Many advisors on the west coast choose to target young, high-earning professionals by working with people in startups, especially in the technology industry. These clients may be mass-affluent or upper-middle class households with a lot of uncashed equity. At some point they’re likely to experience a windfall of money and tax burdens that will need to be managed as their company is sold off or taken public.

What Now?

After choosing a niche, a firm’s future decision-making can be guided by that initial choice. So in the example of technology startup workers, a firm could start at the beginning of the client lifecycle and design a marketing program, starting with search-engine optimization, that ties into that niche.

“In marketing and brand awareness, I think you also buy the imagery and use language on your website that specifically ties you to your niche group,” said George. “So for startups, you would want something that looks very modern, tech-friendly and tech-savvy. I think we all know that technology professionals often adopt a specific culture or specific language that they use—using that stuff in your materials could be a part of how you present yourself, because it aligns with what those kinds of people are looking for.”

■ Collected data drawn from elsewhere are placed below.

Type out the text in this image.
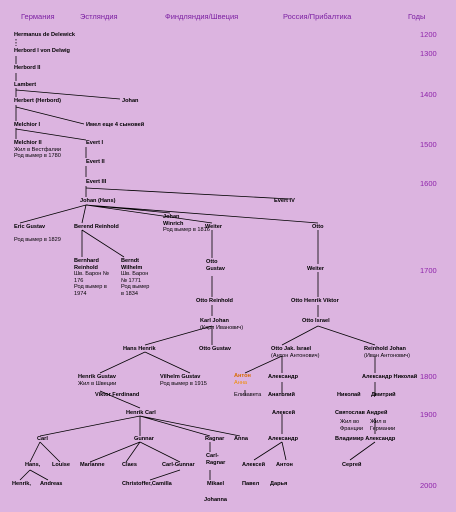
Германия	Эстляндия	Финдляндия/Швеция	Россия/Прибалтика	Годы
1200
1300
1400
1500
1600
1700
1800
1900
2000
Hermanus de Delewick
Herbord I von Delwig
Herbord II
Lambert
Herbert (Herbord)	Johan
Melchior I	Имел еще 4 сыновей
Melchior II
Жил в Вестфалии
Род вымер в 1780
Evert I
Evert II
Evert III
Johan (Hans)	Evert IV
Eric Gustav

Род вымер в 1829
Berend Reinhold
Johan
Winrich
Род вымер в 1816
Weiter	Otto
Bernhard
Reinhold
Шв. Барон №
176
Род вымер в
1974
Berndt
Wilhelm
Шв. Барон
№ 1771
Род вымер
в 1834
Otto
Gustav	Weiter
Otto Reinhold	Otto Henrik Viktor
Karl Johan
(Карл Иванович)
Otto Israel
Hans Henrik	Otto Gustav	Otto Jak. Israel
(Антон Антонович)
Reinhold Johan
(Иван Антонович)
Henrik Gustav
Жил в Швеции
Vilhelm Gustav
Род вымер в 1915
Антон
Анна
Елизавета
Александр
Анатолий
Александр Николай
Николай Дмитрий
Viktor Ferdinand
Henrik Carl	Алексей	Святослав Андрей
Жил во
Франции
Жил в
Германии
Владимир Александр
Carl	Gunnar	Ragnar Anna	Александр
Hans, Louise Marianne	Claes	Carl-Gunnar
Carl-
Ragnar	Алексей Антон	Сергей
Henrik, Andreas	Christoffer,Camilla	Mikael	Павел Дарья
Johanna
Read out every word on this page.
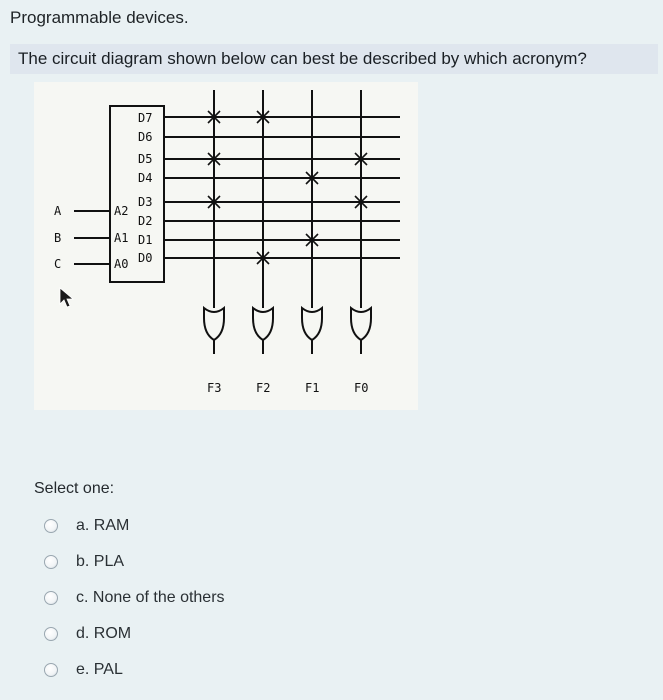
Programmable devices.
The circuit diagram shown below can best be described by which acronym?
D7
D6
D5
D4
D3
D2
D1
D0
A2
A1
A0
A
B
C
F3	F2	F1	F0
Select one:
a. RAM
b. PLA
c. None of the others
d. ROM
e. PAL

Advisors also need to be where people in their niche will be and offer connection points that people from that niche will want to use. So while groups like technology workers or oil engineers may want a robust client portal with a lot of hands-on tools, other niches that may encompass older, wealthier and more technology-adverse clientele would want more white-glove approaches.

“The niche can then show up in your operational processes, which you tailor to serving a specific type of client, and it spills over into how you show up for your clients,” said George. “So think of the startup employees—you can show them a path of this is the stage of your business today, and if and when your business reaches this stage further down the line, then here are some of the choices we might have to make. It can help definite the cadence of how often you meet with a client, too, and in what manner you meet them.”

Where Tech Comes In

Aside from the client portal, an advisor’s niche can also help determine what sort of technologies they implement within their technology stack. Certain specialized niches may need point-solution technology to handle particular income, investment, estate- or tax-planning needs.

“I also think that it impacts your decision to work with a custodian, or multiple custodians, because that affects the type of investments you can offer–like what alternatives can be held,” said Goerge. “The fees associated with alternatives are tied to the custodian, so that should be part of the calculus when designing your technology setup.”